While researching something completely different, I came upon an obituary in the 1919 volume of The Pacific Unitarian for Helen Kreps. She had been encouraged to enter the Unitarian ministry by Rev. Florence Buck, interim minister in 1910 at the old Palo Alto Unitarian church. By 191, she was a highly promising student at Pacific Unitarian School for the Ministry (now Starr King School for the Ministry) when she died in the great influenza epidemic. I make no claims for the historical importance of this story, but its poignancy makes it worth reprinting here.
From The Pacific Unitarian, vol. 28, no. 3, March, 1919, p. 65:
Helen Katharine Kreps
(Editorial Note. — The above article by President [Earl Morse] Wilbur came just too late for our last issue. Since it was written the deeply lamented death of Miss Kreps ended her heroic struggle. Dr. Wilbur now adds a tribute to her memory.)
About three years ago I received from a young woman in Palo Alto, of whom I had never heard, a request for information about courses of study in our divinity school. Shortly afterwards a member of the staff at Stanford university told me that one of their finest graduates was coming to us to study for the ministry, and mentioned her name with high praise. Later in the spring a slight, girlish-looking person appeared at the school, accompanied by her mother, to make final arrangements for the proposed course of study. Thus I first came to know Helen Kreps. She entered as one of our students in the autumn of 1916, and was thus in her last year when death snatched her from us.
The daughter of Lieutenant Colonel Jacob F. Kreps, U. S. A., Helen was born at an army post in North Dakota in 1894, and spent her early life at various posts from Alaska to New York. But a call from Heaven early touched her heart, and under the inspiration of Rev. Florence Buck’s brief interim ministry at Palo Alto in 1910 she determined to prepare herself for the intervening years. Meantime she graduated at Stanford University in 1915 with high honors, and won membership in the Phi Beta Kappa. Then after a year’s employment in the University library she came to enter the Pacific Unitarian School for the Ministry in August, 1916.
Here we soon realized that we had in our new student one of exceptional quality. Long before the first examinations she evinced that fine penetration of mind, that broad grasp of subjects, and that accurate knowledge,’which come of fine endowments joined to industrious study, and constitute the best scholarship. She never failed to deserve a 1 or even a 1* [sic] in every course, and was well on the way to receive a degree summa cum laude. But even more than with her intellectual qualities were we impressed with those finer and deeper traits which make up personality.
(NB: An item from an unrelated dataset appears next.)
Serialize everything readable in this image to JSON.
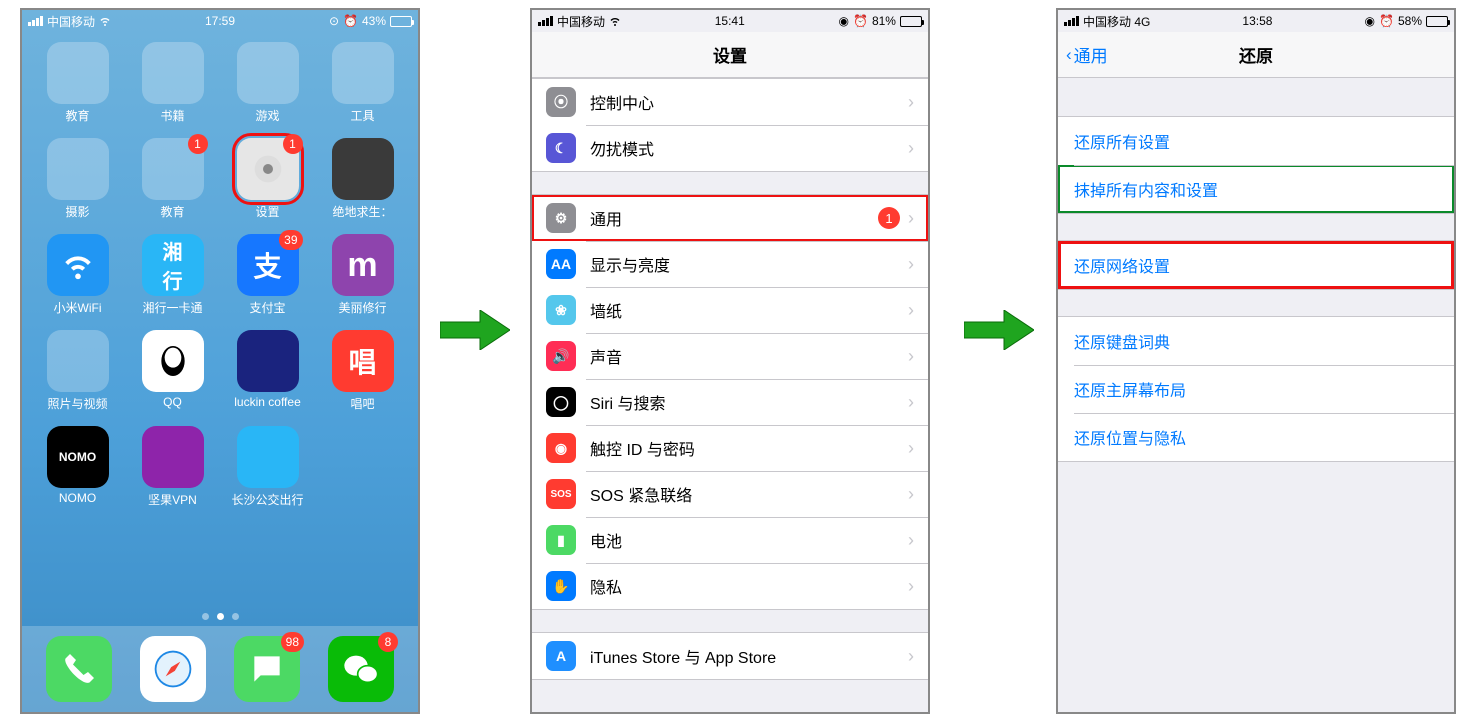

Quiet and modest in bearing though she was, never asserting herself or her views, yet we instinctively felt that in her there was depth and breadth of character, and as she moved about among us she won a respect and exerted an influence that belong to few. I remember saying to myself at the end of her first chapel service, in which the depth and sincerity of her religious nature were revealed, that I should count myself happy if she might sometime be my minister; and those who were present at the devotional service which she conducted at the Conference at Berkeley last spring will not soon forget the impression she then made. Had she been spared to enter upon her chosen career, I make not the least doubt that she would speedily have vindicated (had it needed any vindication) the claim of woman to a place of respect and power in pulpit and parish.
Last summer Miss Kreps was so eager to try her powers of flight, and to gain some preliminary experience of church problems and methods, that she was glad to spend a part of the vacation she needed by supplying the pulpit at Santa Cruz, where her message in the pulpit and her visitations among the people at once won her admiration and affection, and also brought her the satisfactions that come to a minister. She returned to school eager to finish her course and to begin active work.
With a father in military service and a brother in the trenches, the burden of the war lay heavy on her sensitive heart. She felt obliged to abandon a thesis in the field of critical scholarship where her work might have won distinction, for lack of heart in it, and must choose a new theme lying closer to the acute needs of the world. Already last year she had taken at the university a Red Cross course in nursing, that she might be ready for active service if an urgent call should come. It came in an unlooked-for way. When the influenza became epidemic on the campus in October and hundreds were suddenly stricken and an emergency call went out for volunteer nurses. Miss Kreps was one of the first to respond. Within a week she herself had contracted the disease, which was soon followed by pneumonia. Her life long hung in the balance. Then she seemed to be getting better. But at length, after four months’ struggle, borne patiently and hopefully, her frail body gave out, and her spirit went home. The end came at the Letterman General Hospital at the Presidio in San Francisco on February 23rd, and interment was in the National Cemetery. The Unitarian ministry and the world are great losers by her going so soon away; but those who knew her have been enriched by her presence, and as long as they live will be moved to live more worthily whenever they think of Helen Kreps.